Un solo cuerpo: la imagen expresa un todo orgánico, indisolublemente unido mediante una unidad espiritual: un solo Espíritu. Se trata de una unidad real, que los cristianos están llamados a vivir cada vez más profundamente, aceptando sus exigencias y "con toda humildad, mansedumbre y paciencia, soportándose unos a otros por amor" (Ef 4, 2).

La unidad de la Iglesia manifiesta, por consiguiente, un doble aspecto: es una propiedad que tiene como fundamento indestructible la misma unidad divina de la Trinidad, pero exige también la responsabilidad de los creyentes que deben acogerla y actuarla concretamente en su vida (cf. Ut unum sint, 6).

5. Se trata, ante todo, de conservar la una fides, la profesión de la única fe de la que habla el apóstol Pablo. Esta fe conlleva la adhesión común a Cristo y a toda la verdad revelada por él a la humanidad, testimoniada en la Escritura y conservada en la Tradición viva de la Iglesia. Precisamente para mantener y promover la unidad de la fe (unitas fidei catholicae), Jesús quiso instituir en el Colegio apostólico una autoridad especifica, vinculando su magisterio a sí mismo: "Quien a vosotros os escucha, a mí me escucha" (Lc 10, 16; cf. Mt 28, 18-20).

En función de la koinonía de los creyentes, la autoridad de los Apóstoles y de sus sucesores es un servicio que se realiza en el ámbito sacramental, doctrinal y pastoral, no sólo en función de una unidad de doctrina, sino también de dirección y de gobierno. Lo escribe san Pablo: "Él mismo dio a unos el ser apóstoles; a otros, profetas; a otros, evangelizadores; a otros, pastores y maestros (...), para edificación del cuerpo de Cristo, hasta que lleguemos todos a la unidad de la fe y del conocimiento pleno del Hijo de Dios" (Ef 4, 11-13).

En esta perspectiva se comprende muy bien el ministerio específico asignado a Pedro y a sus sucesores. Está fundado en las mismas palabras de Cristo, tal como las recoge la tradición evangélica (cf. Ut unum sint, 91).

Es un misterio de gracia que el Pastor eterno de nuestras almas ha querido para su Iglesia, a fin de que, creciendo y actuando en la caridad y en la verdad permanezca en todo tiempo visiblemente unida para gloria de Dios Padre.

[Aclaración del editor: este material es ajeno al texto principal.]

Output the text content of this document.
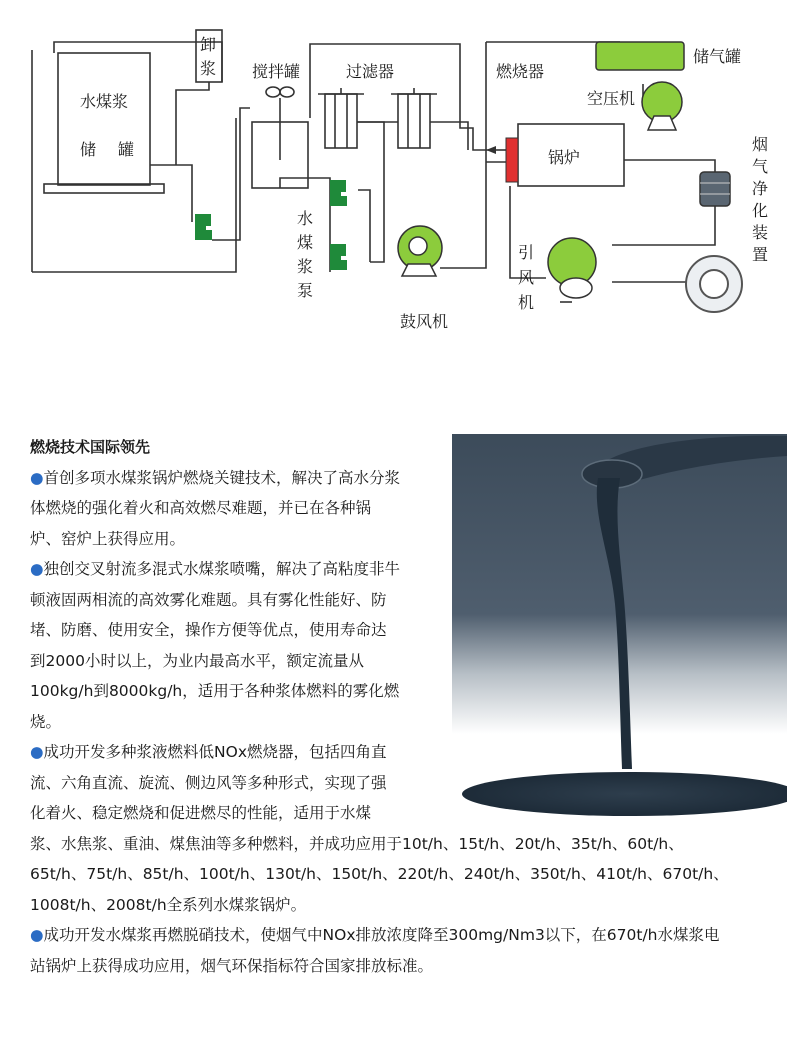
水煤浆
储 罐
卸
浆 搅拌罐	过滤器	燃烧器
储气罐
空压机
锅炉
鼓风机
水
煤
浆
泵
引
风
机
烟
气
净
化
装
置
燃烧技术国际领先

●首创多项水煤浆锅炉燃烧关键技术，解决了高水分浆

体燃烧的强化着火和高效燃尽难题，并已在各种锅

炉、窑炉上获得应用。

●独创交叉射流多混式水煤浆喷嘴，解决了高粘度非牛

顿液固两相流的高效雾化难题。具有雾化性能好、防

堵、防磨、使用安全，操作方便等优点，使用寿命达

到2000小时以上，为业内最高水平，额定流量从

100kg/h到8000kg/h，适用于各种浆体燃料的雾化燃

烧。

●成功开发多种浆液燃料低NOx燃烧器，包括四角直

流、六角直流、旋流、侧边风等多种形式，实现了强

化着火、稳定燃烧和促进燃尽的性能，适用于水煤

浆、水焦浆、重油、煤焦油等多种燃料，并成功应用于10t/h、15t/h、20t/h、35t/h、60t/h、

65t/h、75t/h、85t/h、100t/h、130t/h、150t/h、220t/h、240t/h、350t/h、410t/h、670t/h、

1008t/h、2008t/h全系列水煤浆锅炉。

●成功开发水煤浆再燃脱硝技术，使烟气中NOx排放浓度降至300mg/Nm3以下，在670t/h水煤浆电

站锅炉上获得成功应用，烟气环保指标符合国家排放标准。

Pidámosle a él el don de una comprensión cada vez más profunda entre los fieles y los pastores y, por lo que respecta al ministerio petrino, invoquemos la luz necesaria para descubrir las formas mejores en que ese ministerio pueda realizar un servicio de comunión reconocido por todos (cf. ib., 96).


Saludos

Queridos hermanos y hermanas:

Deseo saludar ahora con afecto a todos los presentes venidos desde España y América Latina.

En particular a las peregrinaciones de Madrid y Mérida–Badajoz, a los seminaristas de Osma–Soria y a los fieles de distintas parroquias de Barcelona, Pamplona y Zaragoza, así como a los jóvenes estudiantes.

También a los peregrinos mexicanos de Morelia, a los de El Salvador y al grupo de la Asociación de socorro mutuo y cultura de Buenos Aires.

Al exhortaros a confirmar vuestra fe junto a la tumba del apóstol Pedro, os imparto de corazón mi bendición apostólica.